BUSINESSMAG. Comment expliquer que nous ne soyons autosuffisants qu’à 76 % pour la pomme de terre, 40 % pour l’oignon et 18 % pour l’ail ?

La pomme de terre est cultivée par un plus grand nombre de planteurs qui en maîtrisent la production, ce qui explique les 76 %. Quant à l’oignon, il demande une préparation du sol plus fine, donc des investissements additionnels. Bien que la culture de l’oignon ne soit pas aussi bien maîtrisée que celle de la pomme de terre, beaucoup de nouveaux planteurs se sont lancés dans cette culture et le tonnage d’oignons produits localement est en hausse. Cela a d’ailleurs des répercussions directes sur la vente, qui est plus difficile cette année.

S’agissant de l’ail, sa production est restée peu développée. Je pense que ce sont les rendements à l’hectare que nous obtenons qui ne sont pas soutenables. À Medine, nous avions initié un projet il y a deux ans, mais il n’a pas été concluant. Nous essayons de trouver d’autres variétés d’ail qui s’adapteront bien à notre climat avec des rendements acceptables pour que le projet soit viable.

Mais il faut surtout savoir que ces trois produits sont saisonniers, ce qui implique le recours au stockage. Or, celui-ci a un coût qui devra être passé au consommateur avec pour résultat un produit local plus cher qu’un produit importé pendant l’entre-saison. Ajouté à cela, il y a le problème de disponibilité des terres, car ces cultures nécessitent de bonnes terres, de préférence irriguées. Donc, l’équation n’est pas aussi simple à résoudre !

 

BUSINESSMAG. Selon les derniers chiffres disponibles (2013), les importations de produits agricoles (Rs 36,4 Mds) à Maurice devancent largement les exportations (Rs 23,6 Mds). Doit-on s’en inquiéter ?
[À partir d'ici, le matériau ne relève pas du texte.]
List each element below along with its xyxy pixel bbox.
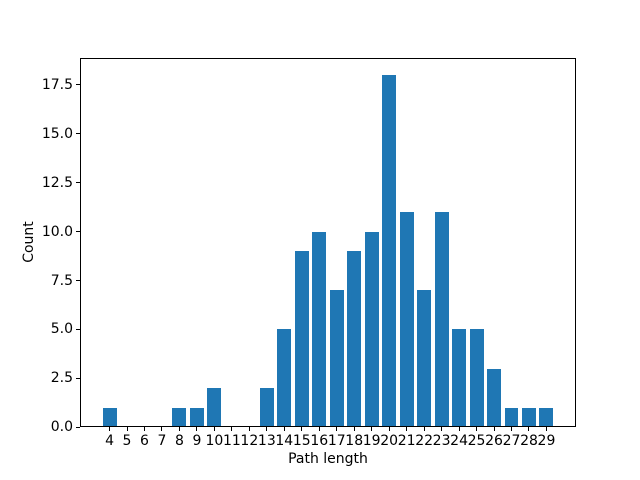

Ce n’est pas inquiétant dans le sens que Maurice a toujours été un importateur net de produits agricoles. Nous sommes un petit pays isolé avec une superficie agricole restreinte à laquelle s’ajoutent un coût de production élevé et des conditions climatiques extrêmes. Cette situation découle du fait que vers la fin des années ’90, les autorités ont décidé de libéraliser l’importation de plusieurs produits agricoles comme le maïs, l’ail, la viande de bœuf, et plus récemment le sel. En fait, c’est un choix de favoriser l’importation de produits alimentaires plutôt que d’en produire localement à l’avantage du consommateur et non du producteur.